Por si acaso . . .

¿Eres tú? - Sí. - Ven en seguida, porque ya se ha ido Pepe.

POR SI ACASO...

-Pepe —dijo la Condesa tocando suavemente en el hombro a su

marido, que dormitaba en un sillón al lado de la chimenea.

  • ¿Qué pasa? —dijo él incorporándose.

  • ¿No vas al club? Son muy cerca de las siete.

-Te agradezco que me hayas despertado; voy a vestirme. Y tú, ¿qué piensas hacer esta noche?

-Es nuestro turno del Real, y si viene Luisa, iremos un rato. ¿Tú no vas al palco con nosotras?

-Veré si puedo. Por ahora voy a vestirme. Media hora después, el Conde, envuelto en su gabán de pieles, se acomodaba en su berlina, diciendo al lacayo:

-Al Veloz.

Cuando el ruido del carruaje anunció que el Conde se alejaba, alzóse el portier del salón en que había quedado la bella Condesa, y la cabeza rubia de una mujer joven asomó por allí.

  • ¿Se ha ido? —preguntó a media voz.

-Sí, Luisa, entra.

  • ¿Insistes en tu plan?

-Sí; no hay peligro alguno, y además, Luciano me ha prometido ayudarme.

  • ¿Lo crees seguro?

-Vaya, y necesario. En toda esta temporada del Real no he conseguido que me acompañe un solo día al palco por irse al Veloz. ¡Dichoso Veloz! No sé qué tiene para nuestros maridos. Y después de todo, debe ser muy aburrido. Pero esta noche sí me acompaña; vaya si me acompaña. Ahora voy a vestirme yo también.

El club estaba lleno. Unos socios jugaban al tresillo o al whist, haciendo tiempo mientras se abría el comedor. Otros conversaban alegremente en los salones. Se oyó el timbre del teléfono, y pocos momentos después, un criado entró preguntando:

  • ¿El señor Marqués de la Ensenada?

  • ¿El Marqués de la Ensenada? —dijo uno.

-Sí, señor —contestó el criado. — Le llaman al teléfono.

-Pero hombre, si el Marqués hace siglos que se murió.

  • Llamarán a la calle del Marqués de la Ensenada —dijo otro.

-Señor -contestó el criado, — ya he dicho a la señora que habla que aquí no hay ningún señor que sea el Marqués de la Ensenada.

-Y ¿qué ha contestado?

-Que eso no me importaba a mí -dijo el criado.- Que yo preguntase por el Marqués de la Ensenada, que ya lo demás no era cuenta mía.

Todo el mundo escuchaba con curiosidad este diálogo, y entre todos, quizá con más atención, Luciano de Oriz, el más alegre y más bromista de los socios, que en aquellos momentos conversaba con el Conde.

-Yo creo que eso es un camelo -dijo una voz.

-No —replicó Luciano;- éste es un lío. Eso de Marqués de la Ensenada es nombre convencional. Ya verán ustedes. Voy a tomar el hilo.

-Pero ¿cómo?

-Nada más fácil. Me acerco al aparato y me hago pasar por el de la Ensenada.

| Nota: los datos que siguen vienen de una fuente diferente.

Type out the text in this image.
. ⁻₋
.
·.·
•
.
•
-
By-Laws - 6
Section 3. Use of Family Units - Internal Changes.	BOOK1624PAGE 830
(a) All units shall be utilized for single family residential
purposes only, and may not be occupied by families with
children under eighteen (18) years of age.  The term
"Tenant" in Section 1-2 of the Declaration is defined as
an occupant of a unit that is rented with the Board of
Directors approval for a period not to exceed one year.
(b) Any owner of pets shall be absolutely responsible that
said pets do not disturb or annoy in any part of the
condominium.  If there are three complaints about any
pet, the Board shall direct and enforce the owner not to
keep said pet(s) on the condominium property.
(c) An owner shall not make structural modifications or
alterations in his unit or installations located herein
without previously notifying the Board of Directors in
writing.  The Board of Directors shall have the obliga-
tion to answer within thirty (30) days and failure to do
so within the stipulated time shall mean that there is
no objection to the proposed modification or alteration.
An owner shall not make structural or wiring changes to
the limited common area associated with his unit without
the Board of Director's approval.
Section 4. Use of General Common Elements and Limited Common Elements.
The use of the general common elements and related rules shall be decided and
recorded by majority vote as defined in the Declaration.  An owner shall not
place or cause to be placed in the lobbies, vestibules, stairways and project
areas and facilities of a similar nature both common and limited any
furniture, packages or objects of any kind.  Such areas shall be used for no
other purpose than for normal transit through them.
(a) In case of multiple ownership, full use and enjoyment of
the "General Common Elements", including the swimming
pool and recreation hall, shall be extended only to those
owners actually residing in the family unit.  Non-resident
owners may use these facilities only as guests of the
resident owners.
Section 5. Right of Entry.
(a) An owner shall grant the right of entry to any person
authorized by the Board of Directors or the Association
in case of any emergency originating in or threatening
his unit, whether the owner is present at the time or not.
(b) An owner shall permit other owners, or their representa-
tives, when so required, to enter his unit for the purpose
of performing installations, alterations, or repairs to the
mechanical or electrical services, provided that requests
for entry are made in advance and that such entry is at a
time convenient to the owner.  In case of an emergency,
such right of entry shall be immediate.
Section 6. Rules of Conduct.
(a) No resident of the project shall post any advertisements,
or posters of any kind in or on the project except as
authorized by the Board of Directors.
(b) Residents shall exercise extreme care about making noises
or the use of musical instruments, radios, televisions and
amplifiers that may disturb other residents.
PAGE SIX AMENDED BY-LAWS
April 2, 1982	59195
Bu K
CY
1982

Y sin esperar más, se dirigió rápidamente al aparato. Pocos minutos después volvía, pudiendo apenas hablar a causa de la risa.

  • ¿Qué hubo? ¿Qué hubo? —le preguntaron todos con interés y rodeándole.

-Pues tiene gracia. Luego que me anuncié como el Marqués, una voz femenina me preguntó: "¿Eres tú? -Sí. -Ven en seguida, porque ya se ha ido Pepe." Oí algo como risas de mujer, y se cortó la comunicación.

Una carcajada general contestó a la relación de Luciano, y entonces comenzaron los comentarios.

Claro; se reían de Pepe.

-¡Qué gusto, que no me llamo Pepe!

-Pues yo me llamo Pepe, pero no soy casado.

-Pues yo sí; pero mi mujer está en Niza y desde allí no llama a nadie.

Pero algunas fisonomías se nublaron, y a poco oyéronse dos o tres coches del club salir precipitadamente.

El Conde entró en su casa de vuelta, y al entregar su gabán al criado, dijo a la Condesa, que apareció en aquellos momentos por allí seguida de Luisa:

-Pensé mejor y he resuelto venir a comer contigo para irnos después al Real.

-¡Bendito sea Dios, Pepe! ¿Qué santo me habrá hecho este milagro? ,

Y furtivamente dirigió a Luisa una mirada, en la que podía haberse leído todo este cuento.